Круговой перекресток (Гайворонская) - страница 18

Евдокия все-таки согласилась на кино. В двух словах поведала немудреную биографию.

– Отец в тридцать шестом на заработки в город подался и без вести сгинул. Мама в сороковом от тифа померла. Брат на фронте погиб. Я в войну на лесозаготовках работала. Одни ж девчонки остались. Еще окопы рыли под Волоколамском. Деревню нашу во время боев всю перекурочило. Денег нет, чтобы дом отстроить. И мужиков тоже. Вот в город подалась. Работа нравится, платят нормально. Люди хорошие, добрые. Живем в общаге дружно, весело, что еще надо? Может, комнату когда дадут. Только ты не думай, что я за комнату с тобой спать буду. Девчонки, конечно, разные, но я не из таких…

Через два месяца Георгий и Евдокия сыграли свадьбу. Злопыхатели шептали вслед, что полуграмотная деревенская девчонка ему не пара, предрекали союзу скорый конец. Мать и сестра Мария тоже отнеслись к выбору без восторга.

Но Георгий никого не слушал. Не самая образованная, не блещущая интеллектом, без крыши над головой и копейки в кармане, Евдокия подарила ему умение наслаждаться каждым прожитым днем, простыми тихими радостями. С ее появлением Георгий понял, что в жизни есть место не только борьбе и подвигу, но и обыкновенному человеческому счастью, которое может жить даже в тесных, оклеенных копеечными бумажными обоями стенах.

Иной талант обнаружился у Дуси: к ней тянулись люди со своими радостями, но больше с горестями. Никто лучше Евдокии не мог выслушать, поплакать, утешить, прийти на помощь. А просили обо всем: посидеть с ребенком, поработать в ночную смену, одолжить денег на новые сапожки.
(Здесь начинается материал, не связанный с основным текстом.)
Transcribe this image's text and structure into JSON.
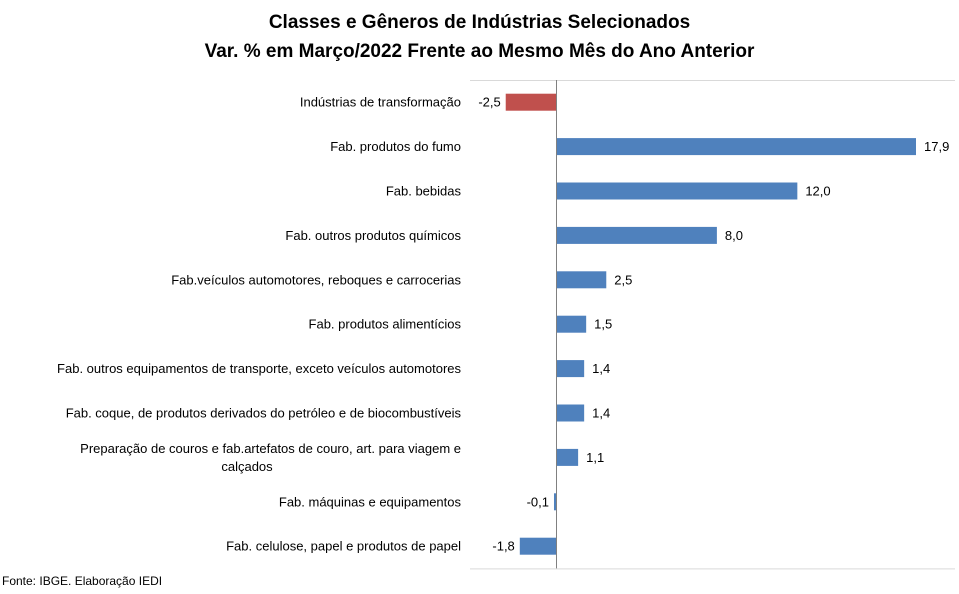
{
  "chart_data": {
    "type": "bar",
    "orientation": "horizontal",
    "title": "Classes e Gêneros de Indústrias Selecionados",
    "subtitle": "Var. % em Março/2022 Frente ao Mesmo Mês do Ano Anterior",
    "xlabel": "",
    "ylabel": "",
    "xlim": [
      -2.5,
      17.9
    ],
    "grid": false,
    "legend": "none",
    "categories": [
      [
        "Indústrias de transformação"
      ],
      [
        "Fab. produtos do fumo"
      ],
      [
        "Fab. bebidas"
      ],
      [
        "Fab. outros produtos químicos"
      ],
      [
        "Fab.veículos automotores, reboques e carrocerias"
      ],
      [
        "Fab. produtos alimentícios"
      ],
      [
        "Fab. outros equipamentos de transporte, exceto veículos automotores"
      ],
      [
        "Fab. coque, de produtos derivados do petróleo e de biocombustíveis"
      ],
      [
        "Preparação de couros e fab.artefatos de couro, art. para viagem e",
        "calçados"
      ],
      [
        "Fab. máquinas e equipamentos"
      ],
      [
        "Fab. celulose, papel e produtos de papel"
      ]
    ],
    "values": [
      -2.5,
      17.9,
      12.0,
      8.0,
      2.5,
      1.5,
      1.4,
      1.4,
      1.1,
      -0.1,
      -1.8
    ],
    "value_labels": [
      "-2,5",
      "17,9",
      "12,0",
      "8,0",
      "2,5",
      "1,5",
      "1,4",
      "1,4",
      "1,1",
      "-0,1",
      "-1,8"
    ],
    "highlight_index": 0,
    "colors": {
      "default": "#4f81bd",
      "highlight": "#c0504d",
      "border": "#d9d9d9",
      "axis": "#808080"
    }
  },
  "source": "Fonte: IBGE. Elaboração IEDI"
}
К сожалению, подобная безотказность нередко оборачивалась против Евдокии. Частенько бывало, что полученная зарплата оседала в цепких ручках многочисленных подружек. Дуся с виноватой улыбкой выслушивала упреки мужа.

– Меня с детства мама учила, что надо людям помогать. Так Бог велел. Да и меня люди в беде не бросили. Когда мама умерла, помогали нам с братом, чем могли.

Георгий не стал перевоспитывать жену с позиций научного атеизма, хоть сам давно в Боге разуверился. Принял Евдокию такой, какой она была, с наивной верой в высшую справедливость и людскую благодарность, с прорвой деревенской родни, друзей родни и их друзей, «мой дядя с ее тетей жил по соседству». Не проходило выходных, чтобы ранний требовательный звонок не поднимал молодых с постели и на пороге не вырисовывались очередные румяные горластые гости с узлами и крикливыми детьми. Дуся безропотно принимала очередной «привет от дяди Прокопия» или «бабы Акулины», приглашала в дом. В иные дни квартирка Георгия напоминала общежитие. Лидия смотрела на это без восторга, но не вмешивалась. Счастье сына было важнее бытовых неудобств. Лидия лавировала в тесном прокуренном коридоре мимо узлов и чемоданов, закрывалась в комнате, включала радио или старенький патефон и, закрыв глаза, слушала, слушала… Должно быть, ее душа переносилась в иные, неведомые края, где было много солнечного света, листвы, дымки белых яблонь в обрамлении ярко-синего неба. Где была она молода и счастлива.